I want to give some credit to nature. Especially because last Sunday was the Jewish holiday TuBshvat, a holiday known as “new year of the trees.”
Nature is all-powerful, even scary, I’d say. Atomic bombs may have the power to detonate a city, but earthquakes are equally destructive. The powers of water, tsunamis and Niagara Falls alike make human forces seem impotent.
The slow process of erosion is even more astonishing — just look at the Grand Canyon or the formation of the Silicon Valley.
National Geographic reports nature is beneficial to the brain, making us healthier, smarter and happier.
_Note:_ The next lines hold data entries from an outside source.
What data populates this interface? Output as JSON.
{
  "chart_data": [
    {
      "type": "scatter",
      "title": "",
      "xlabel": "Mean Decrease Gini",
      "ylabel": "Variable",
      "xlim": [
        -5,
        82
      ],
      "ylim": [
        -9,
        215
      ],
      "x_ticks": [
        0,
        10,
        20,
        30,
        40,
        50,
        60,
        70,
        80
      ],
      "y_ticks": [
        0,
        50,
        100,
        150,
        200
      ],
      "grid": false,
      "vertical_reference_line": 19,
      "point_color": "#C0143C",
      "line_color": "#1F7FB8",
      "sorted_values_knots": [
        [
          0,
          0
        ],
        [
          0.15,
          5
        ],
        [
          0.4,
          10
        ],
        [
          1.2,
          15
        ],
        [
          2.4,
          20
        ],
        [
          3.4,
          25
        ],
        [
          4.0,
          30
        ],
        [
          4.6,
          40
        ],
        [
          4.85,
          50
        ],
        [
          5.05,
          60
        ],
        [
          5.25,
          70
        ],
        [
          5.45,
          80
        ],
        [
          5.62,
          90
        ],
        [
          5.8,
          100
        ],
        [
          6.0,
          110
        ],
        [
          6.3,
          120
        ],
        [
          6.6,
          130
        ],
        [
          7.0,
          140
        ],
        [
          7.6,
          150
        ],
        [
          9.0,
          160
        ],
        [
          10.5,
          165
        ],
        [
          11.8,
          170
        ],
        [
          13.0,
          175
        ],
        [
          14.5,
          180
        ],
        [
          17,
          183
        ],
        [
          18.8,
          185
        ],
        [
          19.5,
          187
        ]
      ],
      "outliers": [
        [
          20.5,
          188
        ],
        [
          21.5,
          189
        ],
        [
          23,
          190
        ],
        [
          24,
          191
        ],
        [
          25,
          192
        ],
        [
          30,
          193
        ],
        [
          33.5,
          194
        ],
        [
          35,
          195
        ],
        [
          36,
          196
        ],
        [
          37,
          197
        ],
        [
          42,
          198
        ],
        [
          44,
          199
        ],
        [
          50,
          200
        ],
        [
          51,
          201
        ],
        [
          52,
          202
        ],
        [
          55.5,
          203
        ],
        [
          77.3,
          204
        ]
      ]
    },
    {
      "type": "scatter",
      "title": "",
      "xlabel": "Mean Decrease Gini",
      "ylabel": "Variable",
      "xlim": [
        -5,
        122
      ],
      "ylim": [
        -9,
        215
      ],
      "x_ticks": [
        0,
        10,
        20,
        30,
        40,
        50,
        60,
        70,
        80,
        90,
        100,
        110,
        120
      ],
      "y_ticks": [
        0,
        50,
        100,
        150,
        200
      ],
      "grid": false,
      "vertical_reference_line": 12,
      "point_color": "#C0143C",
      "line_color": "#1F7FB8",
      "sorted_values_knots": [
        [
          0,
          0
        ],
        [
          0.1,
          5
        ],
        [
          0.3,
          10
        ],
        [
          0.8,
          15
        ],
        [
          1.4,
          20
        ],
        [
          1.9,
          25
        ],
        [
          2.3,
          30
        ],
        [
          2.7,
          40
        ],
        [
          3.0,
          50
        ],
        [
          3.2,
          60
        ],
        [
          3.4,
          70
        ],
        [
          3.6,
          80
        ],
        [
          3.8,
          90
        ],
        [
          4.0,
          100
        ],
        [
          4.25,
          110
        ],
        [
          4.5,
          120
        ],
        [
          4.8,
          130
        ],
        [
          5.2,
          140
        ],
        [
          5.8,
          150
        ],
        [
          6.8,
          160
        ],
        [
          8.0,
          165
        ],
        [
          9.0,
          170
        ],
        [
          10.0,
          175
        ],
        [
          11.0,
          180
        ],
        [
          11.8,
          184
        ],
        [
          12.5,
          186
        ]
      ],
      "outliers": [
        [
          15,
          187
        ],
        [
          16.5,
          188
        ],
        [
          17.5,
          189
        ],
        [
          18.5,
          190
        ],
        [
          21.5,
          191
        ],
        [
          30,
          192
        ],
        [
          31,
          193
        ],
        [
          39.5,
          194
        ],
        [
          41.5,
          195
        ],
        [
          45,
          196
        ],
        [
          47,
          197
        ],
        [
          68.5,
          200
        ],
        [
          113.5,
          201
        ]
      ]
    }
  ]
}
Taking a hike exposes you to sights, smells and sounds you wouldn’t otherwise get to experience on a daily basis.
I’m not asking you to pull a Thoreau and isolate yourself in the woods for two years. Nor do I recommend you wander around in the streets of D.C. during the monstrous blizzard currently taking place.
I’m suggesting you take a stroll every now and then. Embrace your backyard if you have one. Bike around every so often. Climb some trees like you did in grade school.
A popular post I’ve seen on social media reads, “If trees produced Wi-Fi signals, we’d be planting them everyday. But unfortunately for us, all they do is give off oxygen.” And with that, I rest my case.